What is a power of attorney?
A Maryland power of attorney is a legal document with which someone grants the power to do business as himself to another individual. The person who gives the power is called the principal. The person who receives the power is called the agent.
What is the difference between a general power of attorney and a limited power of attorney?
A power of attorney can be either general or limited in the power that it confers. A general power of attorney grants broad powers to an agent to conduct all types of personal financial business, including opening and closing bank accounts, changing insurance policies, changing retirement account beneficiaries, and similar actions. A limited power of attorney can specify exactly which powers should be granted to the agent. For example, a limited power of attorney may grant the agent the power during a limited period of time to effect the sale of one particular piece of real estate.
How long does a Maryland power of attorney last?
The answer depends on the specific language of the document. A power of attorney can last as long as the principal and agent are alive, or it can be drafted to expire on a particular date. It’s important for the principal to give careful consideration to when he wants the power to expire.
When does power of attorney take effect?
A power of attorney can be drafted to take effect immediately or to take effect at a later date. Some power of attorney documents are drafted to take effect only when the principal is unable to take care of his own business. This kind of power of attorney may grant legal power to the agent only when the principal incapacitated, missing and presumed dead, out of the country, away due to military deployment, or under similar circumstances.
Who should I pick as an agent for my power of attorney?
The short answer is pick someone you trust to do business for you. That person should be trustworthy and reliable. Keep in mind that this person will represent you and your interests in dealings with banks, insurance companies, lawyers, and in other business matters. It’s helpful to choose someone with good administrative capabilities. Ideally your personal representative should be the same person that your last will and testament names as the administrator of your estate.
Which powers should I grant to my agent?
In order to get answer this question you should speak with an attorney. The best answer would take into account your age, health, intended purposes for the power of attorney, type of property you own, type of accounts in your name, details about the person you are choosing to be your agent, and numerous other facts and circumstances. In general, it’s best to grant all of the powers you will need your agent to have in order to take care of your interests, but no more powers than are necessary.
Can I use a blank Maryland power of attorney form?
If you fill out a the statutory form have it executed in accordance with Maryland law then you have effectively transferred power of attorney to your designated agent. The problem with using the form without consulting a lawyer is that you may not be using the form in a safe manner. Keep in mind that granting power of attorney to someone can come with major financial consequences. I encourage you to discuss your needs with a lawyer. A lawyer can help you by creating a document that will safely suit your individual needs.
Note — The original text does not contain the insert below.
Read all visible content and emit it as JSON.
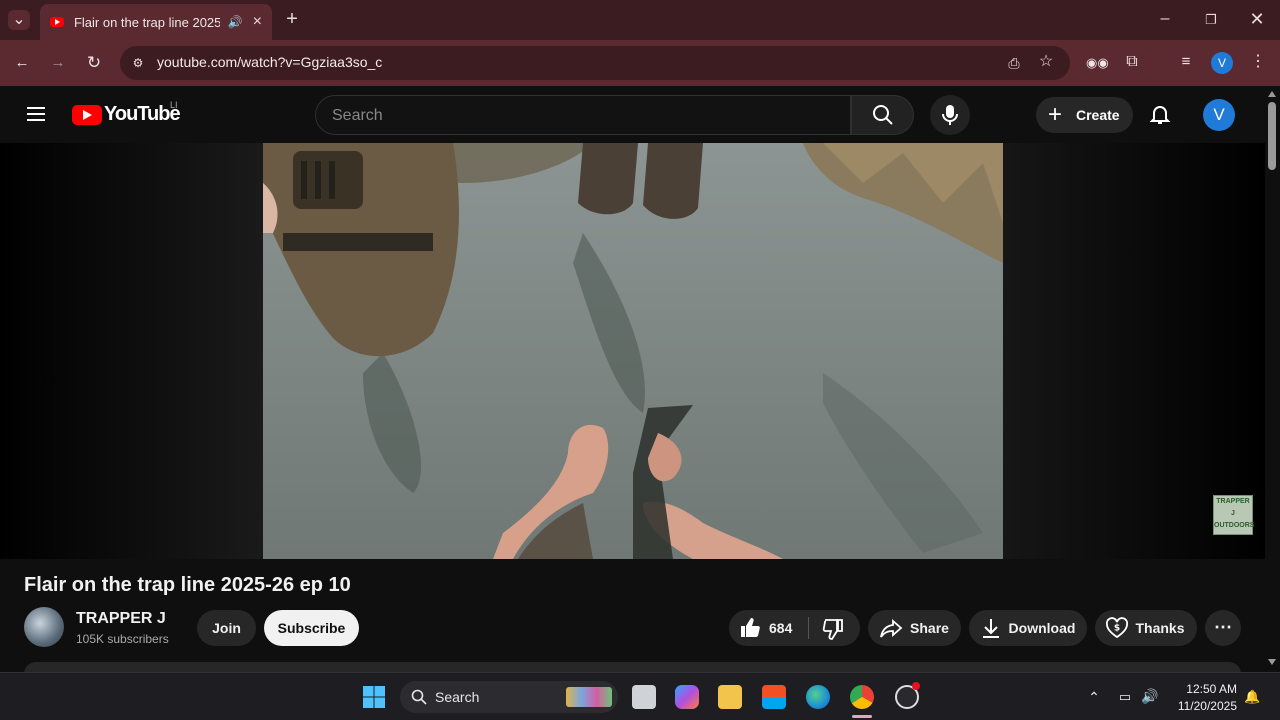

When does a power of attorney end?
A power of attorney document expires on its expiration date if one is indicated on the document, or a power of attorney ends if the principal or the agent dies. Power of attorney can also end when the principal destroys the power of attorney document, or when the principal gives power of attorney to someone else.
What is a medical power of attorney?
A medical power of attorney is sometimes called an advance healthcare directive or an advance care directive. This document allows the principal to appoint an agent to make sure that doctors, nurses, and other healthcare professionals abide by his wishes. This document usually records the principal’s choices concerning end of life medical treatment, pain relief, and other important medical decisions.
What is the Maryland statutory form power of attorney?
Maryland has passed the Uniform Power of Attorney Act. Maryland law provides some model forms for power of attorney. When a power of attorney document is substantially similar to these forms and meets other requirements under Maryland law, individuals must honor the power of attorney. If the power of attorney is statutorily compliant and specific as to the power to be exercised by the agent, a person or business who refuses to accept the power of attorney can be held accountable in court. Under the Code, a person or business who fails to honor a correctly done power of attorney can be liable to the principal for costs incurred by him to have the power of attorney enforced. This may include reasonable attorney fees.